Thursday, 5 August 2010

Chateau du Cedre 2009 - tasting from the barrel with Pascal Verhaeghe

The day of the 25th Fete des Vins at Puy l'Eveque in the heart of Cahors, a wine fair which has never impressed me as much as it should so I am off to Chateau du Cedre, one of the region's greatest estates and one which I am very proud to work with.

This morning saw my second visit to Chateau du Cedre for a meeting with Pascal Verhaeghe, winemaker extraordinaire. Pascal is extremely charming and clearly loves his work; it was a joy to be in his company, even more so because we had some truly great wines to taste. I came away wondering why anyone would want to spend £180 on a dozen bottles of, say, Chateau Le Crock, when the same money will buy "Le Cedre", let alone over £700 on, for example, Rauzan-Segla when "GC" costs under £400. No accounting for taste it seems, unless depth of pocket has anything to do with it, of course.

It was a fascinating tasting: the regular cuvee is superb with the 5% each of Merlot and Tannat contributing well without detracting from the overall impression of the Malbec as Merlot, in particular, can. 

My memory of the other two wines is extremely clear:"Le  Cedre" is stored as "LC1" and "LC2" from different plots and stored in a mixture of barrels from Burgundy and around the Cognac region.

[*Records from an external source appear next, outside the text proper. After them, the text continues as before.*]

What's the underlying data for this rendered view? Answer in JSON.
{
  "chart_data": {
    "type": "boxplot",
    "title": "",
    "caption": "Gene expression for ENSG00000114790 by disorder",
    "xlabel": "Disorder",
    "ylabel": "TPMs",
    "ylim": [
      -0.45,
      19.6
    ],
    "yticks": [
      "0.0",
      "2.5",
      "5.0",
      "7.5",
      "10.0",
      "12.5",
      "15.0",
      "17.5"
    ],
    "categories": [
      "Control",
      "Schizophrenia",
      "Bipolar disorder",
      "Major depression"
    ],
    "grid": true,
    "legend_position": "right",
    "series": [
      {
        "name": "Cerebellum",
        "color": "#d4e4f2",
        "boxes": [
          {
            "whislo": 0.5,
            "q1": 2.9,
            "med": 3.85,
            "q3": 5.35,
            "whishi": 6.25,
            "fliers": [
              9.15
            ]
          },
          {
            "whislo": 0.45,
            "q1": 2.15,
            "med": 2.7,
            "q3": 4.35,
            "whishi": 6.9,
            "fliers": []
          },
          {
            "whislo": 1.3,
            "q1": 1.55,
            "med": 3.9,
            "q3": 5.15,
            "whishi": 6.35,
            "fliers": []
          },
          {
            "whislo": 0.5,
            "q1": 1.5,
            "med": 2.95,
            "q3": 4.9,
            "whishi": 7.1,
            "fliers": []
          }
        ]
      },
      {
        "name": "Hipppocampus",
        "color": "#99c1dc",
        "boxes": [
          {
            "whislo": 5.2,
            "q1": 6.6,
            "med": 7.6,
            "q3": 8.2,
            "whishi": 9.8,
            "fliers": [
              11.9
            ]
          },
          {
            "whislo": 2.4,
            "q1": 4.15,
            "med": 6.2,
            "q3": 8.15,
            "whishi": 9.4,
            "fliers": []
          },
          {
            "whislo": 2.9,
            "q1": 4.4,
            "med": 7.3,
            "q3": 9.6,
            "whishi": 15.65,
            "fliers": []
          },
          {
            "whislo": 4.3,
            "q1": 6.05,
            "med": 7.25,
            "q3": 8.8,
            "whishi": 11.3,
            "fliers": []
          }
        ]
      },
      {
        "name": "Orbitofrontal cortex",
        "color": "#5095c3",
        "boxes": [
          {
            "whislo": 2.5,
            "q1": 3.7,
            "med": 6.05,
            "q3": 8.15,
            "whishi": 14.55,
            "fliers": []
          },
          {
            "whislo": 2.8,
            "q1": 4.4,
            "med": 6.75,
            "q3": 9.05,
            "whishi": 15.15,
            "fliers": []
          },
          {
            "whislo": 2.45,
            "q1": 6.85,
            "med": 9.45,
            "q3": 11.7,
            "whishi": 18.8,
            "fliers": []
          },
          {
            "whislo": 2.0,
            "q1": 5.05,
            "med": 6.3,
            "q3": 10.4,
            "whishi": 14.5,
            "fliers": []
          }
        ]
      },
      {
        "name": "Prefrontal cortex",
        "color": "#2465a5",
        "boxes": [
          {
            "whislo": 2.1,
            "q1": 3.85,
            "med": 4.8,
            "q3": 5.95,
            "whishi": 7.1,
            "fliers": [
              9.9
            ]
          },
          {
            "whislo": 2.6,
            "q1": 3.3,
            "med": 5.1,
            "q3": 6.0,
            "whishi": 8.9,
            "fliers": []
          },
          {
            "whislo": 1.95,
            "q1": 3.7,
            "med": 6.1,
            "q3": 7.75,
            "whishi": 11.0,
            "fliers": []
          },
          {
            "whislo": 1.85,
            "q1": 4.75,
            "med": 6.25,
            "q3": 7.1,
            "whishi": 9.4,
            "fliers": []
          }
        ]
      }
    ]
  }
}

Some barrels are 225 litres but Pascal, clearly aware of some of the criticisms from the international press, has moved towards using more 500 litre barrels. The differences were surprisingly marked with LC2 more pronounced and LC1 giving a touch more acidity and tannin. Pascal also has a new large foudre which he is very pleased with - the wine from here is slightly reductive so more muted at this time with some CO2 but, obviously, this will come together soon enough and, for now at least, this wine forms only a small part of the whole. Pascal hopes to install more of these foudres in years to come which will further reduce the oak flavour in the finished wine.
 
"GC" is similar in style (there is clearly a house style: very ripe, sweet fruit but not over-extracted, approachable relatively young but with plenty of life ahead - in other words, everything you would want from a top winemaker working with a superb terroir in a profound vintage). It is fermented in open-top barrels which are then sealed for the storage. Pascal enthusiasm for this was very apparent, so much so that it was difficult to understand exactly what is the benefit of this method. I assume, having tasted the wines, that it helps extract the fruit over and above the tannins as the wine is already very smooth. I regretted having to spit!